Simply explained, a fixed loan will have a “fixed” interest rate, whereas a variable loan’s interest rate will “vary”. In a fixed loan, the interest rate will be fixed for an agreed period of time. This could be for one year or five years. Fixed loans offer you certainty of your repayments for that period of time. However, if interest rates fall while you’re in your fixed term, you won’t be able to take advantage of them. Selling during a fixed term can also be tricky.
A variable loan’s interest rate will rise and fall — this could be due to the market or due to your lender’s decisions. A variable rate allows you to make additional payments, sell whenever you like, and generally have more freedom or flexibility. However, your minimum repayment cost can rise at any time.
A split loan is where it’s not just a fixed loan or just a variable loan. It’s part of both. So, a certain percentage of your loan will be a fixed loan and the remainder will be variable. This often means you can take advantage of benefits on either side of the loans.
Maybe you don’t meet all the necessary requirements to take out a home loan. A non-conforming loan might be for you. These loans seek to help those with bad or non-existent credit history, low documentation, or the self-employed to purchase a home.
Offset accounts can help you pay off your loan sooner. They’re basically a normal transaction account that’s linked to your home loan. So, you can still pay money into it and take it out whenever you please, however, the more money in the account and the longer it stays there, the more of your interest is “offset”. It means you’ll pay the interest on your loan less the amount in the offset account.

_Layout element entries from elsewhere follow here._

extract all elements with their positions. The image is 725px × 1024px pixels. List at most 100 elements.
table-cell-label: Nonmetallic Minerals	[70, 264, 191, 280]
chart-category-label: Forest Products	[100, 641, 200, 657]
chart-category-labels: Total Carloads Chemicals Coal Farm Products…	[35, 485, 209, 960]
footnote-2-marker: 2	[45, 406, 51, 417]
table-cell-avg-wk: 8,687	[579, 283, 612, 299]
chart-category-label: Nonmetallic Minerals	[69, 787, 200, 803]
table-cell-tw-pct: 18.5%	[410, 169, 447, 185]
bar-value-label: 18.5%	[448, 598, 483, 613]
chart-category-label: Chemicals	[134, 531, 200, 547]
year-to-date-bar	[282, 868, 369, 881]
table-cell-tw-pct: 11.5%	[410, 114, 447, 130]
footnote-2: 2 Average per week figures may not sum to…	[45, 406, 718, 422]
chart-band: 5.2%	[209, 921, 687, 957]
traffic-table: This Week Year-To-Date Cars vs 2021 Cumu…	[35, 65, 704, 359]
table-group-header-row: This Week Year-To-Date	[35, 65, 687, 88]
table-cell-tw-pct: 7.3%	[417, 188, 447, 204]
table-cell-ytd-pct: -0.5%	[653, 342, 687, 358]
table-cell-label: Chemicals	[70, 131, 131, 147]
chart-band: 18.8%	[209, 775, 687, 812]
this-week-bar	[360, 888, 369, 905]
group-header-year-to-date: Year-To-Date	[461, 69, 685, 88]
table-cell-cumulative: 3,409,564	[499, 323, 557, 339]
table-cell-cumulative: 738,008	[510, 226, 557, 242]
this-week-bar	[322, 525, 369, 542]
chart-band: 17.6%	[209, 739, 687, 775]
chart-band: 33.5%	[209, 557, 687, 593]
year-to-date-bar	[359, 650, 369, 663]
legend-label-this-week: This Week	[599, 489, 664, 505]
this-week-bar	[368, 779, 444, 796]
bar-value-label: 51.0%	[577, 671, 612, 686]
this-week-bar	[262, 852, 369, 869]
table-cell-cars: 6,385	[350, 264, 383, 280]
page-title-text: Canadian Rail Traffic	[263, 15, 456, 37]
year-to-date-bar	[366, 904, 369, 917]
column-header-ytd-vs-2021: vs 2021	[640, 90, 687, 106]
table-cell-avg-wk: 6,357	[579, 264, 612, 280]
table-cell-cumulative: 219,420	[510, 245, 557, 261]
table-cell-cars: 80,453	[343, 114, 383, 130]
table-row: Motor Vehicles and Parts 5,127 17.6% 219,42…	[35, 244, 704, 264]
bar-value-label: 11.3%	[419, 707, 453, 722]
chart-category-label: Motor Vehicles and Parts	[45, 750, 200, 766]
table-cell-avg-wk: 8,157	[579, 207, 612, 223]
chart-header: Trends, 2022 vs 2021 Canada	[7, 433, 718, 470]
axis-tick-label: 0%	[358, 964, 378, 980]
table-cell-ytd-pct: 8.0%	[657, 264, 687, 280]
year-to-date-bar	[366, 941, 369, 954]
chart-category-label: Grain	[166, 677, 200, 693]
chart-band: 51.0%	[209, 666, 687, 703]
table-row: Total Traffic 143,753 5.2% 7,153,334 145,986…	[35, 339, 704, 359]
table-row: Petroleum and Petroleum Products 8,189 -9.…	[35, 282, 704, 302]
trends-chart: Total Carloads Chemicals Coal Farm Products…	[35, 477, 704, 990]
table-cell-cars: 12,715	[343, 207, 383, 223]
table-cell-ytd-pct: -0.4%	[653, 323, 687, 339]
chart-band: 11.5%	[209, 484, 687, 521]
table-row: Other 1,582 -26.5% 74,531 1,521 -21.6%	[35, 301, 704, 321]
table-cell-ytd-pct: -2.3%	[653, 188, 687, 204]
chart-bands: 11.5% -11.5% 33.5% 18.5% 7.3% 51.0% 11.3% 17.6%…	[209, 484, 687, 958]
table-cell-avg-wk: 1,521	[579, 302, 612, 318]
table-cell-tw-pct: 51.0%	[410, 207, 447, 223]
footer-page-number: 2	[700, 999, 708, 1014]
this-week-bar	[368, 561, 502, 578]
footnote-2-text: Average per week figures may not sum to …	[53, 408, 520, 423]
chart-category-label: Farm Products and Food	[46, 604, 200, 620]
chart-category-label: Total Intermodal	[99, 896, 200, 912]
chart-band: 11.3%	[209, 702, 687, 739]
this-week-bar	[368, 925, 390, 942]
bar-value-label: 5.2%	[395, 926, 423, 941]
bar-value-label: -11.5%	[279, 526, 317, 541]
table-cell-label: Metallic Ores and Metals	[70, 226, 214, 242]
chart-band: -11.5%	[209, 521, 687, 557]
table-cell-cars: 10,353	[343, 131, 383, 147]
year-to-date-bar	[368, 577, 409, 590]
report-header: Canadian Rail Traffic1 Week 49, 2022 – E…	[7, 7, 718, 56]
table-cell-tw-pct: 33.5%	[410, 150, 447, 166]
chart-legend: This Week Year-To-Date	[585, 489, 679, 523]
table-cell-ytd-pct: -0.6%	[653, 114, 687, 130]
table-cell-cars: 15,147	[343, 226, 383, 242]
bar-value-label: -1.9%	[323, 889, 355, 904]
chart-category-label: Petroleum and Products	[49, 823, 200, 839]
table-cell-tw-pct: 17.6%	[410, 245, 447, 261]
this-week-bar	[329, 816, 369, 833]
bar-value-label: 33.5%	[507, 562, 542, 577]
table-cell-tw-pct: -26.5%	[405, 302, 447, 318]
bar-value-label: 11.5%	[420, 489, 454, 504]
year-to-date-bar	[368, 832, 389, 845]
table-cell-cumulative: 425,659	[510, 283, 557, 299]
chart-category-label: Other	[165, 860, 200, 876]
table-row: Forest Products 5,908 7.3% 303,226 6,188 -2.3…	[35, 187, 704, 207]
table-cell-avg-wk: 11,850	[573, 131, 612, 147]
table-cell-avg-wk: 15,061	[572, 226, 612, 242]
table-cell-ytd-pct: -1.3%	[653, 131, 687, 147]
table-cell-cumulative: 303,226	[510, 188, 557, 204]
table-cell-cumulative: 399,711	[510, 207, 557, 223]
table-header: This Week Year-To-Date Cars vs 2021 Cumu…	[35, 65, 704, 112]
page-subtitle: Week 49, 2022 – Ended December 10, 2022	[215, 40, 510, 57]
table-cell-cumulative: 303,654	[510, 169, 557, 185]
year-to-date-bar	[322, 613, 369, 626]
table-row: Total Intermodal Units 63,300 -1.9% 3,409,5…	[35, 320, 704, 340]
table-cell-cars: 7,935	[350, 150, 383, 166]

Interest Only Loans VS Principal & Interest
A big decision you’ll need to make with your home loan is whether you’ll be paying interest only on it, or interest and principal. Principal repayments refer to paying off the actual loaned amount, whereas interest only refers to paying off the accumulated interest on your loan. Interest only loans typically suit investors better than home buyers
Investment loans are available for those who wish to buy an investment property and rent it out, but can’t afford the outright cost of the home. These have much stricter eligibility requirements and typically require a larger deposit.